Heineman’s Stealth Voucher Program Stalls; Scholarship Hopefuls Missing School

Here’s why we don’t count on private sector charity to provide vital public services:

Students whose families pinned private school hopes on a new state-subsidized scholarship fund missed the first week of school while waiting for answers.

Sioux Falls Catholic Schools admissions coordinator Jenni Struck said when classes started Monday, some kids who had applied for the scholarships didn’t show up. Others whose families could afford the first tuition payment started classes in the hopes that financial aid would follow.

“They’re kind of in a holding pattern,” Struck said.

It’s unclear how many families have been left in financial limbo because of the undelivered scholarships. A nonprofit created by the state to run the private school scholarship program started accepting applications the first week of August before it had secured funding for the awards [Megan Raposa, “Students Miss School Waiting for Scholarship Answers,” that Sioux Falls paper, 2016.08.27].

Hey, kids! Don’t hang your education on Phyllis Heineman’s unreliable stealth vouchers. Just wait another week—the Sioux Falls public schools will have seats for all of you when they open after Labor Day, no check required.

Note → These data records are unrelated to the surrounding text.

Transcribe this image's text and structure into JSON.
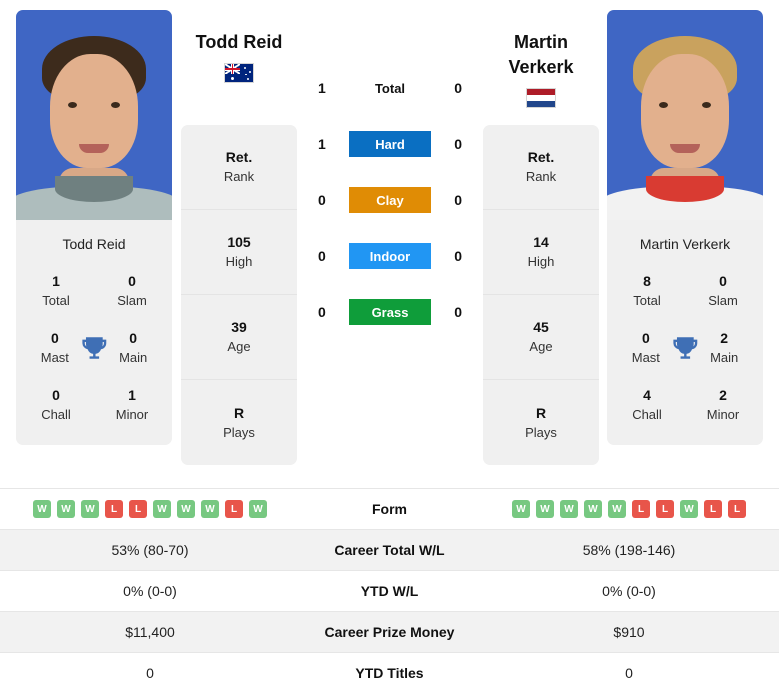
{
  "players": {
    "left": {
      "name": "Todd Reid",
      "caption": "Todd Reid",
      "flag": "australia-flag",
      "info": [
        {
          "value": "Ret.",
          "label": "Rank"
        },
        {
          "value": "105",
          "label": "High"
        },
        {
          "value": "39",
          "label": "Age"
        },
        {
          "value": "R",
          "label": "Plays"
        }
      ],
      "titles": {
        "total": "1",
        "slam": "0",
        "mast": "0",
        "main": "0",
        "chall": "0",
        "minor": "1"
      },
      "form": [
        "W",
        "W",
        "W",
        "L",
        "L",
        "W",
        "W",
        "W",
        "L",
        "W"
      ],
      "career_total_wl": "53% (80-70)",
      "ytd_wl": "0% (0-0)",
      "career_prize_money": "$11,400",
      "ytd_titles": "0"
    },
    "right": {
      "name": "Martin Verkerk",
      "name_line1": "Martin",
      "name_line2": "Verkerk",
      "caption": "Martin Verkerk",
      "flag": "netherlands-flag",
      "info": [
        {
          "value": "Ret.",
          "label": "Rank"
        },
        {
          "value": "14",
          "label": "High"
        },
        {
          "value": "45",
          "label": "Age"
        },
        {
          "value": "R",
          "label": "Plays"
        }
      ],
      "titles": {
        "total": "8",
        "slam": "0",
        "mast": "0",
        "main": "2",
        "chall": "4",
        "minor": "2"
      },
      "form": [
        "W",
        "W",
        "W",
        "W",
        "W",
        "L",
        "L",
        "W",
        "L",
        "L"
      ],
      "career_total_wl": "58% (198-146)",
      "ytd_wl": "0% (0-0)",
      "career_prize_money": "$910",
      "ytd_titles": "0"
    }
  },
  "labels": {
    "total": "Total",
    "slam": "Slam",
    "mast": "Mast",
    "main": "Main",
    "chall": "Chall",
    "minor": "Minor"
  },
  "surfaces": [
    {
      "name": "Total",
      "left": "1",
      "right": "0",
      "color": "transparent",
      "pill": false
    },
    {
      "name": "Hard",
      "left": "1",
      "right": "0",
      "color": "#0a6fc2",
      "pill": true
    },
    {
      "name": "Clay",
      "left": "0",
      "right": "0",
      "color": "#e08c05",
      "pill": true
    },
    {
      "name": "Indoor",
      "left": "0",
      "right": "0",
      "color": "#2196f3",
      "pill": true
    },
    {
      "name": "Grass",
      "left": "0",
      "right": "0",
      "color": "#0f9d3a",
      "pill": true
    }
  ],
  "table": {
    "form_label": "Form",
    "rows": [
      {
        "label": "Career Total W/L",
        "left": "53% (80-70)",
        "right": "58% (198-146)"
      },
      {
        "label": "YTD W/L",
        "left": "0% (0-0)",
        "right": "0% (0-0)"
      },
      {
        "label": "Career Prize Money",
        "left": "$11,400",
        "right": "$910"
      },
      {
        "label": "YTD Titles",
        "left": "0",
        "right": "0"
      }
    ]
  },
  "colors": {
    "win_badge": "#77c881",
    "loss_badge": "#e8554a",
    "trophy": "#3f6fb5",
    "card_bg": "#f0f0f0",
    "row_shade": "#f2f2f2"
  }
}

4 Responses to Heineman’s Stealth Voucher Program Stalls; Scholarship Hopefuls Missing School

  1. Charles Weis

    Please help me better understand this. It appears that the state sets up a non-profit run by non-elected officials. The officials receive money from people/organizations. The officials do not have to say who contributes money or how much money they receive. Parents can apply for scholarship dollars from the mysterious pot of money. The non-elected officials do not have to disclose who or how many people apply for scholarship monies. The non-elected officials also do not have to disclose who they award dollars to or how much they award. Is there any oversight over this program?

  2. Darin Larson

    Charles, oversight? We are not familiar with that term in South Dakota.

    The Republican legislature loves open meetings laws and governmental oversight so much that they apply it to everyone except themselves and their pet projects.

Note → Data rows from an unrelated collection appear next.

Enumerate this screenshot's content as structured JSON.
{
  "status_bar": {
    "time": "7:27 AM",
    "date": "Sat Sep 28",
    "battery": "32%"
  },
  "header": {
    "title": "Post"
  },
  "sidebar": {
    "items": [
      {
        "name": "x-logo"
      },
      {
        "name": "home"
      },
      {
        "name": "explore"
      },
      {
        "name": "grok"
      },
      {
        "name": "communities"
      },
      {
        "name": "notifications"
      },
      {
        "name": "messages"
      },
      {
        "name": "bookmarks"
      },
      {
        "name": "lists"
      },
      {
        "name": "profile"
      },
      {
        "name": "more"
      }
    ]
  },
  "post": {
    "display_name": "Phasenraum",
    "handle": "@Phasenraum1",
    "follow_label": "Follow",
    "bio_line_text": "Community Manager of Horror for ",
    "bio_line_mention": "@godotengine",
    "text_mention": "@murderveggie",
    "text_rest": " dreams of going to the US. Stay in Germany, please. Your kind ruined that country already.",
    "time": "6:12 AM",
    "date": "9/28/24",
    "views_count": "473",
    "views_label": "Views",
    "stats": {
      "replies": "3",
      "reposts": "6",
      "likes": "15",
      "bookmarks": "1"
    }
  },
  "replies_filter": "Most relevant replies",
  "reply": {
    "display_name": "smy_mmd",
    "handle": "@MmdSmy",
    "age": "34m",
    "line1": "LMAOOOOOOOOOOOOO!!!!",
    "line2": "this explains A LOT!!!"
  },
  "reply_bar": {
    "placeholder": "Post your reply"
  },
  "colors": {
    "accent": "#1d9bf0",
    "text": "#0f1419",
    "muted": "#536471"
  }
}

    The only oversight will be under the 1st Amendment when parents of kids who received too small of a scholarship to allow them to go to a private religious school speak out about their experience.

  3. Blue in a Red State

    Can’t say I’m not surprised that Phyllis didn’t deliver.

  4. Private charity fails, state-funded K-12 education chugs along. Go figure. Let’s repeal these clunky stealth vouchers in 2017!